Okay, gang, its time for the first annual easter egg hunt!
Yes, this is non-denominational - lol.
Between now and March 31st, be on the lookout. If you see an easter egg on your screen, click it, and add it to your virtual easter basket. The member with the most easter eggs by March 31st will win a WC! goodie pack, consisting of a logo'd WC! Tee-shirt and coffee mug.
BTW, the eggs look like this:
You can check your easter basket by clicking on the MY WC! button, then the link for your Easter Basket.
Here is a bit of history on the decorated egg:
The Decorated Easter Egg
The egg is nature's perfect package. It has, during the span of history, represented mystery, magic, medicine, food and omen. It is the universal symbol of Easter celebrations throughout the world and has been dyed, painted, adorned and embellished in the celebration of its special symbolism.
Before the egg became closely entwined with the Christian Easter, it was honored during many rite-of-Spring festivals. The Romans, Gauls, Chinese, Egyptians and Persians all cherished the egg as a symbol of the universe. From ancient times eggs were dyed, exchanged and shown reverence.
In Pagan times, the egg represented the rebirth of the earth. The long, hard winter was over; the earth burst forth and was reborn just as the egg miraculously burst forth with life. The egg, therefore, was believed to have special powers. It was buried under the foundations of buildings to ward off evil; pregnant young Roman women carried an egg on their persons to foretell the sex of their unborn children; French brides stepped upon an egg before crossing the threshold of their new homes.
With the advent of Chrisianity the symbolism of the egg changed to represent, not nature's rebirth, but the rebirth of man. Christians embraced the egg symbol and likened it to the tomb from which Christ rose.
Old Polish legends blended folklore and Christian beliefs and firmly attached the egg to the Easter celebration. One legend concerns the Virgin Mary. It tells of the time Mary gave eggs to the soldiers at the cross. She entreated them to be less cruel and she wept. The tears of Mary fell upon the eggs, spotting them with dots of brilliant color.
Another Polish legend tells of when Mary Magdalen went to the sepulchre to anoint the body of Jesus. She had with her a basket of eggs to serve as a repast. When she arrived at the sepulchre and uncovered the eggs, lo, the pure white shells had miraculously taken on a rainbow of colors.
Decorating and coloring eggs for Easter was the custom in England during the middle ages. The household accounts of Edward I, for the year 1290, recorded an expenditure of eighteen pence for four hundred and fifty eggs to be gold-leafed and colored for Easter gifts.
The most famous decorated Easter eggs were those made by the well-known goldsmith, Peter Carl Faberge. In 1883 the Russian Czar, Alexander, commissioned Faberge to make a special Easter gift for his wife, the Empress Marie.

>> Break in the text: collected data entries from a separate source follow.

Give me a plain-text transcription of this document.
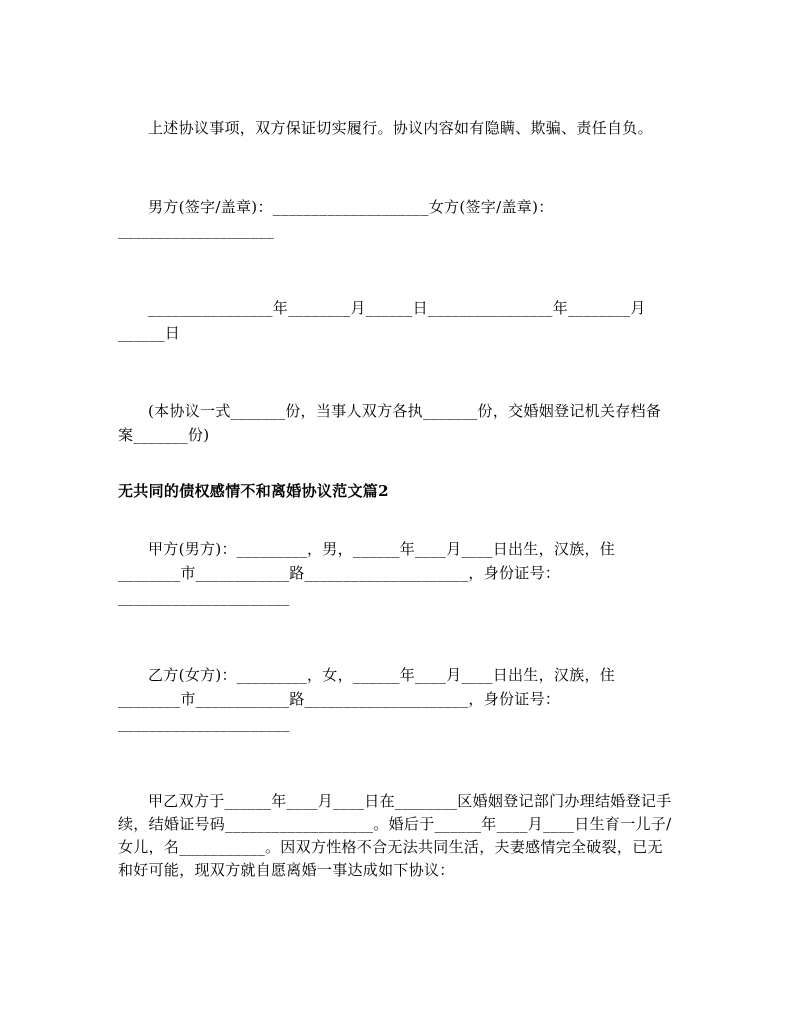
上述协议事项，双方保证切实履行。协议内容如有隐瞒、欺骗、责任自负。
男方(签字/盖章)：____________________女方(签字/盖章)：
____________________
________________年________月______日________________年________月
______日
(本协议一式_______份，当事人双方各执_______份，交婚姻登记机关存档备
案_______份)
无共同的债权感情不和离婚协议范文篇2
甲方(男方)：_________，男，______年____月____日出生，汉族，住
________市____________路_____________________，身份证号：
______________________
乙方(女方)：_________，女，______年____月____日出生，汉族，住
________市____________路_____________________，身份证号：
______________________
甲乙双方于______年____月____日在________区婚姻登记部门办理结婚登记手
续，结婚证号码___________________。婚后于______年____月____日生育一儿子/
女儿，名___________。因双方性格不合无法共同生活，夫妻感情完全破裂，已无
和好可能，现双方就自愿离婚一事达成如下协议：
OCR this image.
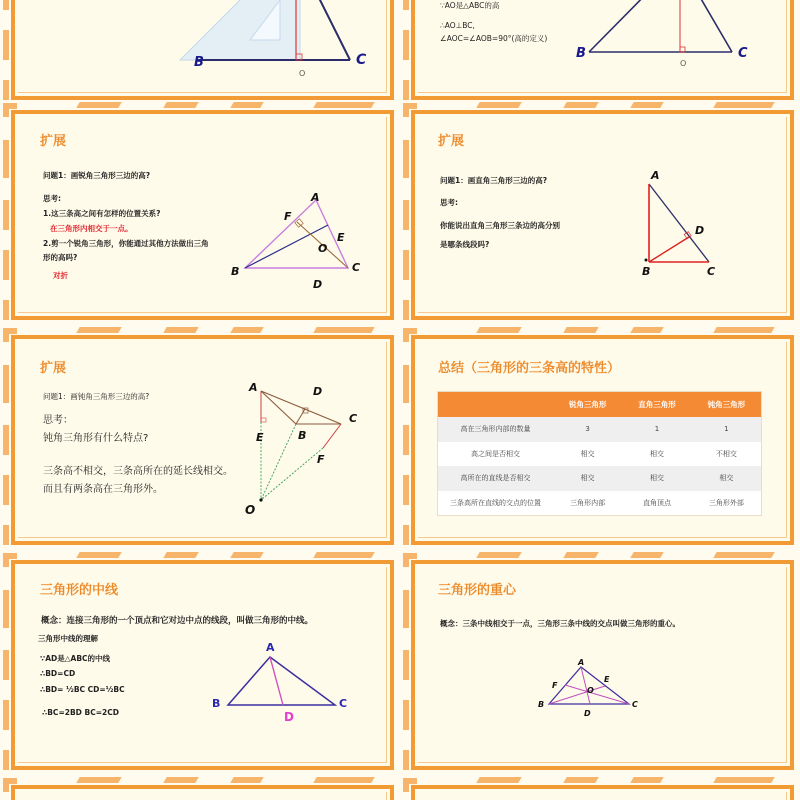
B	C
O
∵AO是△ABC的高
∴AO⊥BC,
∠AOC=∠AOB=90°(高的定义)
B	C
O
扩展
问题1：画锐角三角形三边的高?
思考:
1.这三条高之间有怎样的位置关系?
在三角形内相交于一点。
2.剪一个锐角三角形，你能通过其他方法做出三角
形的高吗?
对折
A
B	C
D
E
F
O
扩展
问题1：画直角三角形三边的高?
思考:
你能说出直角三角形三条边的高分别
是哪条线段吗?
A
B	C
D
扩展
问题1：画钝角三角形三边的高?
思考：
钝角三角形有什么特点?
三条高不相交，三条高所在的延长线相交。
而且有两条高在三角形外。
A
B
C
D
E
F
O
总结（三角形的三条高的特性）
	锐角三角形	直角三角形	钝角三角形
高在三角形内部的数量	3	1	1
高之间是否相交	相交	相交	不相交
高所在的直线是否相交	相交	相交	相交
三条高所在直线的交点的位置	三角形内部	直角顶点	三角形外部
三角形的中线
概念：连接三角形的一个顶点和它对边中点的线段，叫做三角形的中线。
三角形中线的理解
∵AD是△ABC的中线
∴BD=CD
∴BD= ½BC CD=½BC
∴BC=2BD BC=2CD
A
B	C
D
三角形的重心
概念：三条中线相交于一点，三角形三条中线的交点叫做三角形的重心。
A
B	C
D
E
F
O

The first Faberge egg was an egg within an egg. It had an outside shell of platinum and enameled white which opened to reveal a smaller gold egg. The smaller egg, in turn, opened to display a golden chicken and a jeweled replica of the Imperial crown.

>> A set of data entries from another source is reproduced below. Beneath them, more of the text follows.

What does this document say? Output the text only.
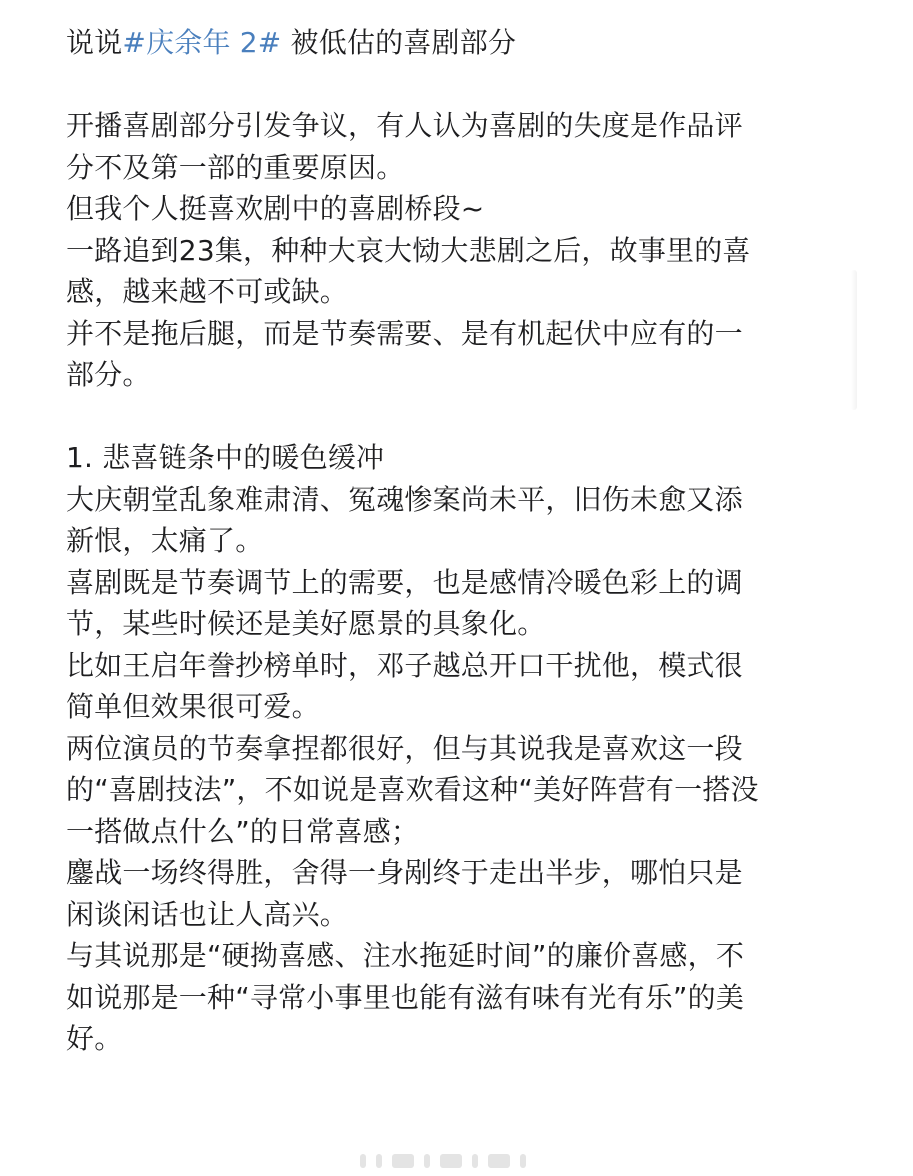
说说#庆余年 2# 被低估的喜剧部分
开播喜剧部分引发争议，有人认为喜剧的失度是作品评
分不及第一部的重要原因。
但我个人挺喜欢剧中的喜剧桥段~
一路追到23集，种种大哀大恸大悲剧之后，故事里的喜
感，越来越不可或缺。
并不是拖后腿，而是节奏需要、是有机起伏中应有的一
部分。
1. 悲喜链条中的暖色缓冲
大庆朝堂乱象难肃清、冤魂惨案尚未平，旧伤未愈又添
新恨，太痛了。
喜剧既是节奏调节上的需要，也是感情冷暖色彩上的调
节，某些时候还是美好愿景的具象化。
比如王启年誊抄榜单时，邓子越总开口干扰他，模式很
简单但效果很可爱。
两位演员的节奏拿捏都很好，但与其说我是喜欢这一段
的“喜剧技法”，不如说是喜欢看这种“美好阵营有一搭没
一搭做点什么”的日常喜感；
鏖战一场终得胜，舍得一身剐终于走出半步，哪怕只是
闲谈闲话也让人高兴。
与其说那是“硬拗喜感、注水拖延时间”的廉价喜感，不
如说那是一种“寻常小事里也能有滋有味有光有乐”的美
好。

This special Faberge egg so delighted the Czarina that the Czar promptly ordered the Faberge firm to design further eggs to be delivered every Easter. In later years Nicholas II, Alexander's son, continued the custom. Fifty-seven eggs were made in all.
Ornamental egg designers believe in the symbolism of the egg and celebrate the egg by decorating it with superb artistry. Some use flowers and leaves from greeting cards, tiny cherubs, jewels and elegant fabrics, braids and trims, to adorn the eggs. They are separated, delicately hinged and glued with epoxy and transparent cement, then when completed, they are covered with a glossy resin finish. Although the omens and the mystery of the egg have disappeared today, the symbolism remains, and artists continue in the old world tradition of adorning eggs.
History of Easter Bunnies
Rabbits and "Easter Bunnies" are a carry over from Pagan times where they symbolized fertility and new life. This has to do with the fact that rabbits are notable for the speed at which they are able to reproduce.
Another origin of Easter rabbits lies in the mythology of Eostre, the Anglo-Saxon goddess for whom the holidays is named. Eostre reportedly kept pet rabbits who, amazingly, laid colored eggs -- two Easter symbols in one!
Many cultures have their version of the Easter Bunny and how he leaves eggs, candies or small treats for the children. The bunny has also been known to hide Easter eggs, much to the delight of children.
One particularly charming tradition comes from Germany, where children would build small "nests" in their caps or bonnets. When they awoke on Easter morning, the children would find that the Easter Bunny had filled the nests with colored eggs. Think of it as the Easter version of Christmas stockings.